Honda has long depended on the US as its most important market.

Last year, it sold approximately 1.4 million vehicles in the US — nearly 40% of its global total — with about two-fifths of those cars imported from Canada and Mexico.

In the first quarter of this year, US sales rose 5% to nearly 352,000 vehicles.

Honda is reportedly set to shift production from Canada and Mexico to the US. The image above shows a Honda plant in Alliston, Ontario, Canada. AFP via Getty Images

Meanwhile, Honda rival Nissan will cut Japanese production of its top-selling US model, the Rogue SUV, over the next few months, sources told Reuters on Tuesday.

The third-largest Japanese automaker said in a statement it was reviewing its production and supply chain operations to identify optimal solutions for efficiency and sustainability. It said it was committed to adapting to market changes while prioritizing workforce and production capabilities.

“Our approach will be thoughtful and deliberate as we navigate both immediate and long-term effects,” it said.

The announcement came a day after Trump said he was considering modifying the auto levy because automakers “need a little bit of time.”

General Motors and Nissan said last week that they would be ramping up production at their US facilities.

GM said it would be adjusting its production approach by moving more assembly of its in-demand light-duty trucks to its plant in Fort Wayne, Ind.

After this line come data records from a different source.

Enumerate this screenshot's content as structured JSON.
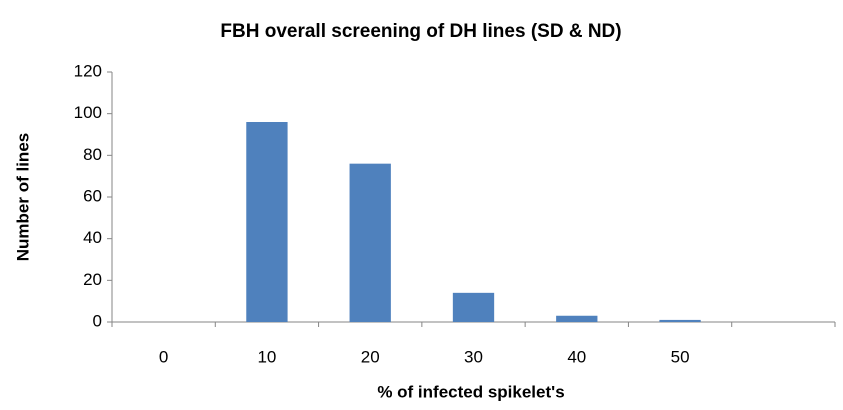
{
  "chart_data": {
    "type": "bar",
    "title": "FBH overall screening of DH lines (SD & ND)",
    "x_label": "% of infected spikelet's",
    "y_label": "Number of lines",
    "categories": [
      "0",
      "10",
      "20",
      "30",
      "40",
      "50",
      null
    ],
    "values": [
      0,
      96,
      76,
      14,
      3,
      1,
      0
    ],
    "color": "#4f81bd",
    "ylim": [
      0,
      120
    ],
    "yticks": [
      0,
      20,
      40,
      60,
      80,
      100,
      120
    ],
    "grid": false
  }
}
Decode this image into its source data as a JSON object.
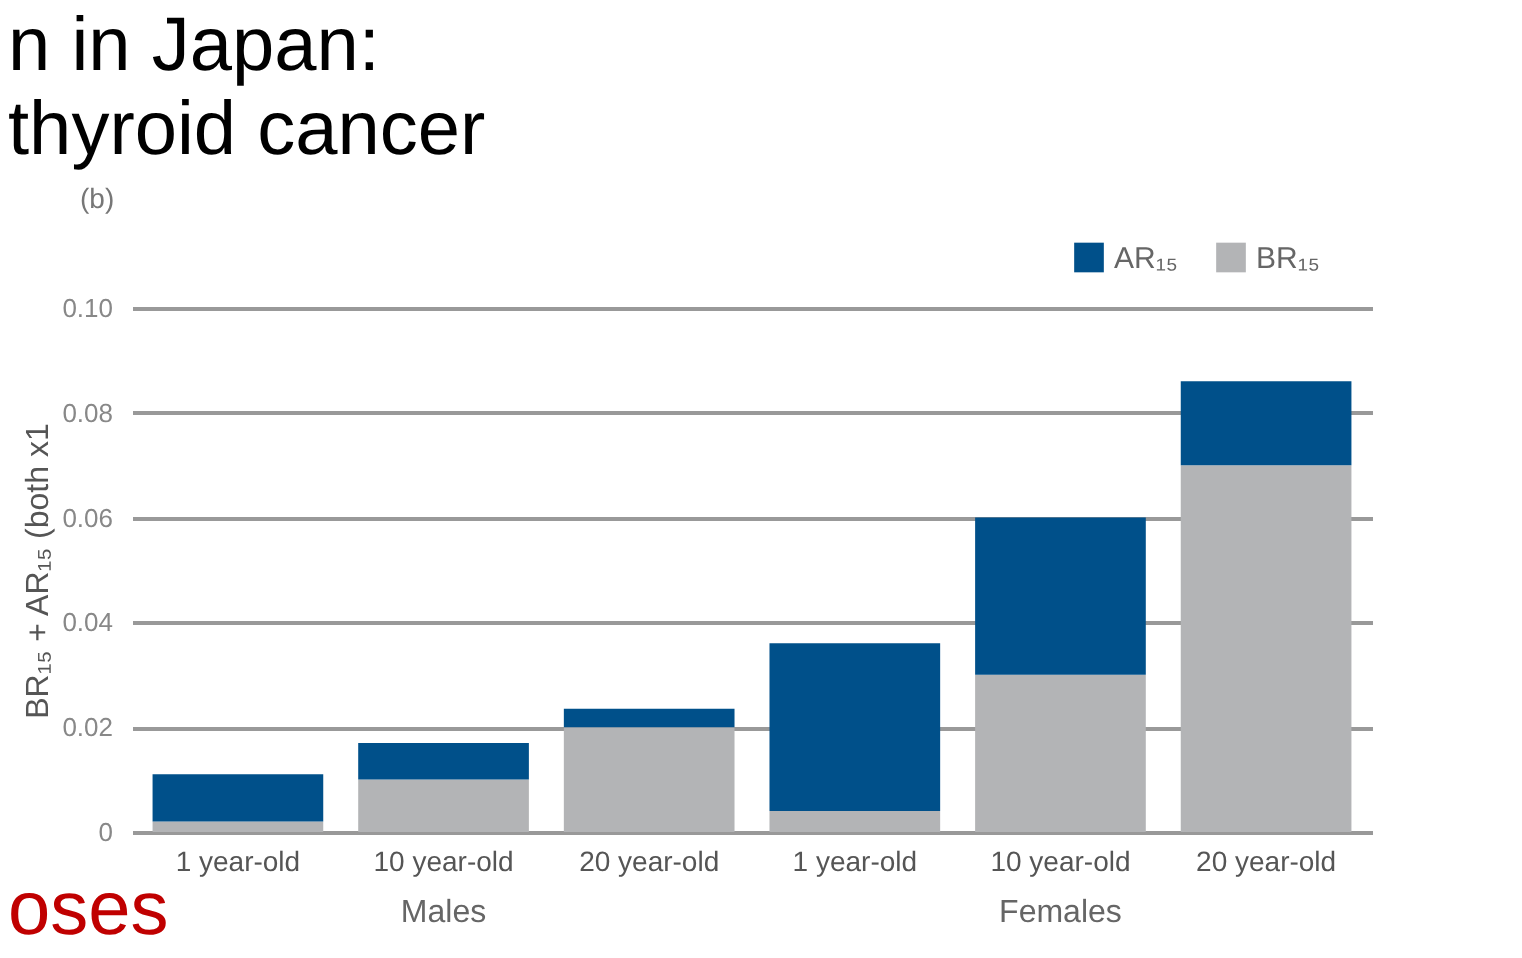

At present, GM manufactures its Chevrolet Silverado and GMC Sierra pickups at plants in the US, Mexico and Canada.

In a similar move, Nissan announced it will continue operating two shifts at its plant in Smyrna, Tenn. — walking back an earlier plan to reduce to a single shift.

President Trump imposed a 25% tariff on imported vehicles — prompting auto companies to revamp their strategies. AP

The company pointed to the necessity of strengthening domestic manufacturing in the face of new tariffs affecting vehicles shipped from Japan and Mexico.

Hyundai last month opened a new manufacturing facility in Ellabell, Ga., where it plans to produce 500,000 electric vehicles annually — up from an initial 300,000.

Hyundai says it will spend $21 billion across its US operations by 2028, with $6 billion earmarked for localizing parts, enhancing logistics and investing in domestic steel production.

Samsung Electronics and LG Electronics are also reportedly weighing production shifts.

A South Korean newspaper reports that Samsung is considering moving dryer manufacturing from Mexico to its plant in South Carolina, while LG is evaluating a similar move for refrigerator production to its Tennessee facility.

Generac Power Systems, which offshored to China in 2001, has reversed course by repatriating production of a key component to its Wisconsin plant — creating about 80 jobs.

This reflects a broader reshoring trend that has taken hold across the US manufacturing landscape, which analysts attribute to rising labor and transport costs in China, growing concerns about quality control and supply chain disruptions.

Other companies following the reshoring trend include General Electric, Caterpillar, Toyota, Siemens, and Baltimore-based Zentech Manufacturing — all of which have recently expanded or launched new domestic operations, particularly in the southeast, where labor costs remain comparatively low.